Et voilà, comment la Belgique a ouvert la boîte de Pandore. Le premier parmi les pays OTAN complètement soumis à la souveraineté OTAN/USA de la Guerre Froide, elle remet en cause un des textes secrets de cette abdication de souveraineté. Dans le climat actuel, le reste va suivre, comme on détricote un chandail. On va parler du stationnement ou pas d’armes nucléaires US en Europe ; on va parler d’accords secrets au niveau des services de renseignement  ; on va parler des dispositions des coopérations dans le domaine des armements ; etc. Cette lessive est non seulement nécessaire, elle est inévitable. Les événements y pressent. On laisse l’esprit libre de vagabonder pour mesurer l’ampleur des conséquences d’un tel événement, lorsque l’Europe mesurera le degré de sa sujétion juridique aux États-Unis, imposée durant la Guerre froide aux dépens de sa souveraineté.
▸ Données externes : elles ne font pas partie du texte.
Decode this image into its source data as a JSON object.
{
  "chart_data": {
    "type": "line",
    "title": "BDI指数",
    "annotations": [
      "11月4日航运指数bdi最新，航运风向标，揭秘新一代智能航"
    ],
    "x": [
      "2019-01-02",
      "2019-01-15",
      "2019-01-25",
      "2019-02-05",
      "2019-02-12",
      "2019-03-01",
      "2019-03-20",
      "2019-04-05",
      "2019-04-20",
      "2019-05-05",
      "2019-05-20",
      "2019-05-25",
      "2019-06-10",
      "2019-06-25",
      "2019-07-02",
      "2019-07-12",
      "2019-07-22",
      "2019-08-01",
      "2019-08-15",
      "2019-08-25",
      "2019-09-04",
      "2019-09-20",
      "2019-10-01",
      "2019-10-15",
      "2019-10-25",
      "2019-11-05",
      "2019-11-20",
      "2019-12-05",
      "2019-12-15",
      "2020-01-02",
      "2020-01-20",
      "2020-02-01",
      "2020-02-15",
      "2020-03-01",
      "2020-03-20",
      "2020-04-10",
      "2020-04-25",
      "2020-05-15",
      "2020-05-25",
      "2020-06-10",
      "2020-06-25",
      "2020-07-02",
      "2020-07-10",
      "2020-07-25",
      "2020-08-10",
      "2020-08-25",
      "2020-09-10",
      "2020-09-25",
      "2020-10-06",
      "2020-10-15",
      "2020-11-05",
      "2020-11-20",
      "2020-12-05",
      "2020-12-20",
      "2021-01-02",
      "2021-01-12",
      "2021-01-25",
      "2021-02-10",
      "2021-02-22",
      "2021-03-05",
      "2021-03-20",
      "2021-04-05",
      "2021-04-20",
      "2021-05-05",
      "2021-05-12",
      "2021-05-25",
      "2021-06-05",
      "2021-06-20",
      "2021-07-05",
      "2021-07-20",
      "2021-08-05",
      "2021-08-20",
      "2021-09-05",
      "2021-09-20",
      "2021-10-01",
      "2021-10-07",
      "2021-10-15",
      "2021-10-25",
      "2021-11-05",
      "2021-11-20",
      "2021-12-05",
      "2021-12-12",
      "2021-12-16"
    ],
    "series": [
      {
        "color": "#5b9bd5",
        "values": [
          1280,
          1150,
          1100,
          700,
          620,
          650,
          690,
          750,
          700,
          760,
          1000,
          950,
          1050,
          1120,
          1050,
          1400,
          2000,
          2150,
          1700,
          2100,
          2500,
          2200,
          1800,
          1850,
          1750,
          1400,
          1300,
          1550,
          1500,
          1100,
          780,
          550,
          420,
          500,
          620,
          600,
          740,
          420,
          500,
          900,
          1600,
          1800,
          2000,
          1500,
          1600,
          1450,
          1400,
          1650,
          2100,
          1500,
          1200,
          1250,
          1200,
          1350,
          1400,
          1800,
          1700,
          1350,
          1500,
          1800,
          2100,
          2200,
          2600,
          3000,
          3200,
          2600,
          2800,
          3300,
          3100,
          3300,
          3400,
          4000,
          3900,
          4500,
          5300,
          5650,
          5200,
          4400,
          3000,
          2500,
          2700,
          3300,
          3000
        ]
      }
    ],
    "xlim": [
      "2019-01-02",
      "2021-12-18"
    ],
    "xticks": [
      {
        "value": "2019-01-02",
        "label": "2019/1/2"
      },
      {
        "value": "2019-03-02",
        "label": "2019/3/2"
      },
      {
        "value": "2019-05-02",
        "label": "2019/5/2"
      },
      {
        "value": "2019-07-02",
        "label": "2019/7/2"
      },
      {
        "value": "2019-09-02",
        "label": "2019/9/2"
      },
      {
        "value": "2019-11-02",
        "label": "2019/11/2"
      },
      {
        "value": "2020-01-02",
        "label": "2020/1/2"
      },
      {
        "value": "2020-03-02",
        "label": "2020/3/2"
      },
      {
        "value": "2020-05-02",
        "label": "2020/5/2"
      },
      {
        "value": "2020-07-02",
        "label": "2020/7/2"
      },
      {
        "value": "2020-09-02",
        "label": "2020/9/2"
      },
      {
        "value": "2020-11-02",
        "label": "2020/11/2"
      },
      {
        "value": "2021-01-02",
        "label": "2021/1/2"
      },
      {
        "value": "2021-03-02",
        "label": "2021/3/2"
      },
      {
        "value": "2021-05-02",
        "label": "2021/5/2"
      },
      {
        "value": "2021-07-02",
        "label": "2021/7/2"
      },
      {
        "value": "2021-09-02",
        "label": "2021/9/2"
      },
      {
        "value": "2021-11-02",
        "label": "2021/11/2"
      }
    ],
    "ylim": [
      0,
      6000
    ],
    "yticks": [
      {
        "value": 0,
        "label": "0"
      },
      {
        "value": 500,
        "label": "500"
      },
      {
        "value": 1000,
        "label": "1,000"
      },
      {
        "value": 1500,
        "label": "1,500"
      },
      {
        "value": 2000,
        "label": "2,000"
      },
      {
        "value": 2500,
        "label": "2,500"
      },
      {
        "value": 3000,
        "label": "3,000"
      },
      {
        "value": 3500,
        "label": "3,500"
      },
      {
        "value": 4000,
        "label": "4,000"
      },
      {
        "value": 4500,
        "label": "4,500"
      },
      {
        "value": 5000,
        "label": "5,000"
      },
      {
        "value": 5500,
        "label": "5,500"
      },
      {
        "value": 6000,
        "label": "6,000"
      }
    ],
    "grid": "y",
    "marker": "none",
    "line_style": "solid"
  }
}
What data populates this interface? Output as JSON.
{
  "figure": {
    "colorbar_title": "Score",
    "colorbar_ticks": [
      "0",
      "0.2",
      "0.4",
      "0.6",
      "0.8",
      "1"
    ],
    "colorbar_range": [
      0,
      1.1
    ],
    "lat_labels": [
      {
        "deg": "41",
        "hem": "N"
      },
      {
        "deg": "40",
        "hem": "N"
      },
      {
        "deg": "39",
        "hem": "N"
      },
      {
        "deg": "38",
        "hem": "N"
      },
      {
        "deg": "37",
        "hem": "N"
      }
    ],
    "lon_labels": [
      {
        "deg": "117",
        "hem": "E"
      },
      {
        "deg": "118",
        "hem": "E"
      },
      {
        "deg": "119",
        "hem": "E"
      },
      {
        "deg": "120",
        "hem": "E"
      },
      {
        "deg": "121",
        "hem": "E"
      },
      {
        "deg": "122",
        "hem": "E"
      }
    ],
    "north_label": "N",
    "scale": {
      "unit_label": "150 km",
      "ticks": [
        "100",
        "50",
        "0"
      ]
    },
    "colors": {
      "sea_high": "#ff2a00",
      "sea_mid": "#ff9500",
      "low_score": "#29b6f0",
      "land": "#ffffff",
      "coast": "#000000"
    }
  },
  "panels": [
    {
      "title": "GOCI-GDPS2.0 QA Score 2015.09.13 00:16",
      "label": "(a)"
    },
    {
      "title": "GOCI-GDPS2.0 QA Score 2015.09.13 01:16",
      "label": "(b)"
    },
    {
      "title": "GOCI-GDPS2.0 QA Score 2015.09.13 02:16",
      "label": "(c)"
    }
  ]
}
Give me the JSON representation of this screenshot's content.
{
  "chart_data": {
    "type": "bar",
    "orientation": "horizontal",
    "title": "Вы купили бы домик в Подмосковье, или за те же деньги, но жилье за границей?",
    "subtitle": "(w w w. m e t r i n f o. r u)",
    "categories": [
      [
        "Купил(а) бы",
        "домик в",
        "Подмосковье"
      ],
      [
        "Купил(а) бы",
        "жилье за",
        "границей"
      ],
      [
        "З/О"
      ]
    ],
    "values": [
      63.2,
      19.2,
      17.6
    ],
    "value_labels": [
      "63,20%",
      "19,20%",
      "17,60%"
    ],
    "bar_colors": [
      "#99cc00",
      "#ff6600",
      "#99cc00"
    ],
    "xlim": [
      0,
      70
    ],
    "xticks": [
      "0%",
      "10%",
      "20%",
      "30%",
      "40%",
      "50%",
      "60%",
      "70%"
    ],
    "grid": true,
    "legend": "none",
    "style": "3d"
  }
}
(Cela vaut pour les institutions comme pour les pays. La Commission européenne, par exemple, vit complètement dans l’éther irrationnel de ces illusions pré-9/11 et du temps de la Guerre froide où l’alliance américaine était un acte de foi. On sait peu, bien sûr, que la Commission reçoit chaque année dans ses services des “stagiaires” US dont certains viennent du département d’État et d’autres du Pentagone. La réciproque n’est pas acceptée. Pourquoi ? Parce que le département d’État et le Pentagone fonctionnent dans une situation de confidentialité à laquelle des fonctionnaires de la Commission ne peuvent prétendre échapper.)